On Friday, 4 July 2014 at 21:08:27 UTC, Walter Bright wrote:
rewriting what C++ "best practices" are. To characterize all this churn as "stablility" is awfully charitable.

Pfft, a lot of performance C++ code is roughly in 1998 land without exceptions and rtti.

Uh-huh. And how much professional code have you seen that had #ifdef's for Vax fp in it? IBM fp? Future CPUs that don't exist yet? How many developers have access to a Vax to test their #ifdef's on?

It is not uncommon for portable DSP code to have ifdefs. It is not uncommon to have ifdefs for extracting the mantissa etc. Heck, even for uints you might need ifdefs, to account for whether you have wrapping uints or not in phase counters. (wrapping over 31 bits or 32 bits)

Considering that denormal numbers being flushed to zero is non-standard and not uncommon, it would be wise to somehow support it with version{}, so you can specify what assumptions a particular function make. That way you might get "not implemented" as a compile time error when porting to a new platform.

What you're implying is saying that when a spec says "implementation defined" then voila! the code is portable!
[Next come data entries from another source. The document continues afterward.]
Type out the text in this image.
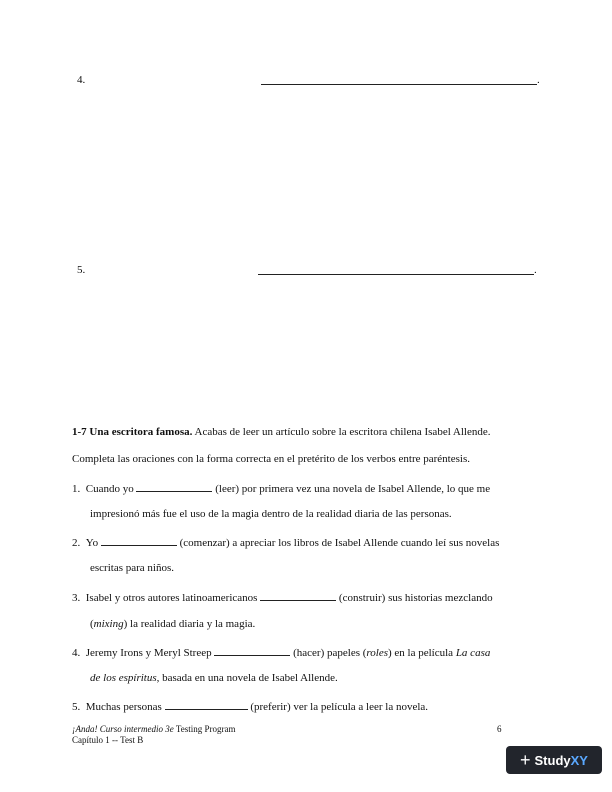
4.	.
5.	.
1-7 Una escritora famosa. Acabas de leer un artículo sobre la escritora chilena Isabel Allende.
Completa las oraciones con la forma correcta en el pretérito de los verbos entre paréntesis.
1. Cuando yo	(leer) por primera vez una novela de Isabel Allende, lo que me
impresionó más fue el uso de la magia dentro de la realidad diaria de las personas.
2. Yo	(comenzar) a apreciar los libros de Isabel Allende cuando leí sus novelas
escritas para niños.
3. Isabel y otros autores latinoamericanos	(construir) sus historias mezclando
(mixing) la realidad diaria y la magia.
4. Jeremy Irons y Meryl Streep	(hacer) papeles (roles) en la película La casa
de los espíritus, basada en una novela de Isabel Allende.
5. Muchas personas	(preferir) ver la película a leer la novela.
¡Anda! Curso intermedio 3e Testing Program	6
Capítulo 1 -- Test B
+ StudyXY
No, it says "voila! the code is not portable" and then you can inject your own guards that might prevent it from compiling on nonconforming platforms and let you know what you need to look at.

Sadly, this also implies that there are no computer languages you believe in. You set an impossible standard. How can you possibly say you prefer C++, a classic design by committee language?

I don't prefer it. I think it sucks, but it is the only viable choice if you want to create a scalable game or virtual world server. And since C++ is the crappy shit it is, you usually have to build a language on top of it to keep the server stable and modifiable and stay sane. A key benefit of a tighter version of D would be to avoid that extra layer IMO.

I'm asking you to contribute. These posts do not accomplish anything. Exhorting me to do more (I already work on D 24/7) cannot work.

Maybe you and Andrei could consider having other people do the stuff you don't have to do, but that other people can take care of? Because I think you and Andrei are the only ones who can spec out the changes that would make D a clean delightful language to use and get acceptance for it in the community.

The alternative is to fork it, cut down on features, clean up the syntax for DSL purposes, rip out the GC and add transactional memory support. I think the current process is too slow for outsiders to get D to production level in the domains where speed and stability truly matters.